На довольно скромную сумму, полученную им за его корсиканские поместья от матери императора, барон ди Пьомбо приобрел старинный особняк Портандюэров, но не завел там никаких новшеств. Обычно расходы по его квартире в посольстве оплачивало правительство, поэтому он поселился в этом особняке только после катастрофы в Фонтенбло[17]. Следуя обычаям людей простых и высоконравственных, барон и его жена не дорожили внешней роскошью: они ничего не добавили к прежней обстановке дома. Обширные залы с высокими сводами, сумрачные и пустынные, большие зеркала в старых, когда-то позолоченных, а теперь почерневших рамах и мебель времен Людовика XIV вполне отвечали облику Бартоломео и его супруги, которых также можно было отнести к образчикам глубокой старины. Во времена Империи и Ста дней, когда по роду службы старый корсиканец получал высокое вознаграждение, он жил на широкую ногу, но не блеска ради, а дабы поддержать честь звания. Домашний уклад барона и его жены отличался такой незатейливостью и умеренностью, что скромного состояния вполне хватало на их нужды. Дороже всех богатств мира была для них дочь.

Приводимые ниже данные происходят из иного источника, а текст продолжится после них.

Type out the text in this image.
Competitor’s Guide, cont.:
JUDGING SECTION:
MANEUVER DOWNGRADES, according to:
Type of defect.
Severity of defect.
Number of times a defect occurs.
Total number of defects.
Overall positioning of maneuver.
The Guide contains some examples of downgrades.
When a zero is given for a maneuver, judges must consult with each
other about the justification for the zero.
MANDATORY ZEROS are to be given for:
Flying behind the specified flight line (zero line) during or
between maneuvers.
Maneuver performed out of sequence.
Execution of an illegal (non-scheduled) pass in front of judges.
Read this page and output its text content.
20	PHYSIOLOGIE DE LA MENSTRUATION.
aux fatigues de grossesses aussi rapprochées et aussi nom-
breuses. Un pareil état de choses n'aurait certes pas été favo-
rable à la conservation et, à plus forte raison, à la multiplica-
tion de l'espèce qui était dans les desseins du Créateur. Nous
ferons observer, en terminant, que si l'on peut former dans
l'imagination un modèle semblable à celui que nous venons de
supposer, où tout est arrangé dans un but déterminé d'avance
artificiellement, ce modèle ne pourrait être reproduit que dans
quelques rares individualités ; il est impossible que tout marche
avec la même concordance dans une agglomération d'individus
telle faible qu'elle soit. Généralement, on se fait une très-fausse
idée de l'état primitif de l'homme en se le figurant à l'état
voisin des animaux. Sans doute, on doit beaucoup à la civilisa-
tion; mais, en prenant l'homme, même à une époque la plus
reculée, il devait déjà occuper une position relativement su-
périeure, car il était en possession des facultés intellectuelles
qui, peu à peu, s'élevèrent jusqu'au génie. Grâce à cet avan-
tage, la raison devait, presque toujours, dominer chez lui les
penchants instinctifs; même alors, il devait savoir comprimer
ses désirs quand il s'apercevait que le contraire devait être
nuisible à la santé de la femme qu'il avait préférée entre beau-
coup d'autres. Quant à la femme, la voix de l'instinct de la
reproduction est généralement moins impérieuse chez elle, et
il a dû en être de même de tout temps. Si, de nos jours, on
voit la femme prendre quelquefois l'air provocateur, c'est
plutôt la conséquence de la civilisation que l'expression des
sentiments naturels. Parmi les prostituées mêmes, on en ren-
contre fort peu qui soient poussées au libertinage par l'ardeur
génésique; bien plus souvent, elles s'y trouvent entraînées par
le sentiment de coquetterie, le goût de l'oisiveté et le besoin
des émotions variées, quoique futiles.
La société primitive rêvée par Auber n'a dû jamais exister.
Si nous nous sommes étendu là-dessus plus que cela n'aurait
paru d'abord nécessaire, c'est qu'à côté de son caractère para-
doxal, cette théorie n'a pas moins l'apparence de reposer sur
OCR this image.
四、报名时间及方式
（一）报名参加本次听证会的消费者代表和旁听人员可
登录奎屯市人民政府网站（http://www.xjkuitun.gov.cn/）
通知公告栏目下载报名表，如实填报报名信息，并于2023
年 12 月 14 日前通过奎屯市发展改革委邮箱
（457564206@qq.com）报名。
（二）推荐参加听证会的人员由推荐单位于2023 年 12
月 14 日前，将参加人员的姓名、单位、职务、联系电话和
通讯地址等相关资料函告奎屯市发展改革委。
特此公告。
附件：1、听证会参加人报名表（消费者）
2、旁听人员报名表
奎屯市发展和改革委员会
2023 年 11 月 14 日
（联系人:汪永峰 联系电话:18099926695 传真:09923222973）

Когда в мае 1814 года барон ди Пьомбо вышел в отставку, уволил всю прислугу и запер пустую конюшню на замок, Джиневра, такая же простая и неприхотливая, как ее родители, не выразила никакого сожаления. Подобно всем людям высокой души, внутренний мир заменял ей показную роскошь, а высшее блаженство она видела в уединении и труде. К тому же все трое слишком сильно любили друг друга, чтобы внешняя сторона жизни могла представлять для них ценность. Часто, особенно после второго, страшного крушения Наполеона, Бартоломео и его жена проводили чудесные вечера, слушая игру Джиневры на фортепьяно или ее пение. Они находили наслаждение в одном лишь присутствии дочери, в каждом ее слове; провожали ее глазами с нежным беспокойством, слышали ее шаги во дворе, как легко она ни ступала. Они могли, как влюбленные, часами молчать втроем, и голос души звучал в этом молчании красноречивее слов. Это глубокое чувство, в котором и заключалась, собственно, жизнь обоих стариков, заполняло все их мысли. То были не три жизни, а одна — как огонь в очаге, пылающий тремя языками пламени. Если же порой воспоминания о милостях Наполеона, о постигшем его несчастье и треволнения современной политической жизни брали верх над неусыпной родительской заботой стариков, то они могли предаваться им вслух, не нарушая своего внутреннего единства: разве Джиневра не разделяла их политических пристрастий? И разве поэтому не было естественно, что они так страстно искали опору в привязанности своей единственной дочери?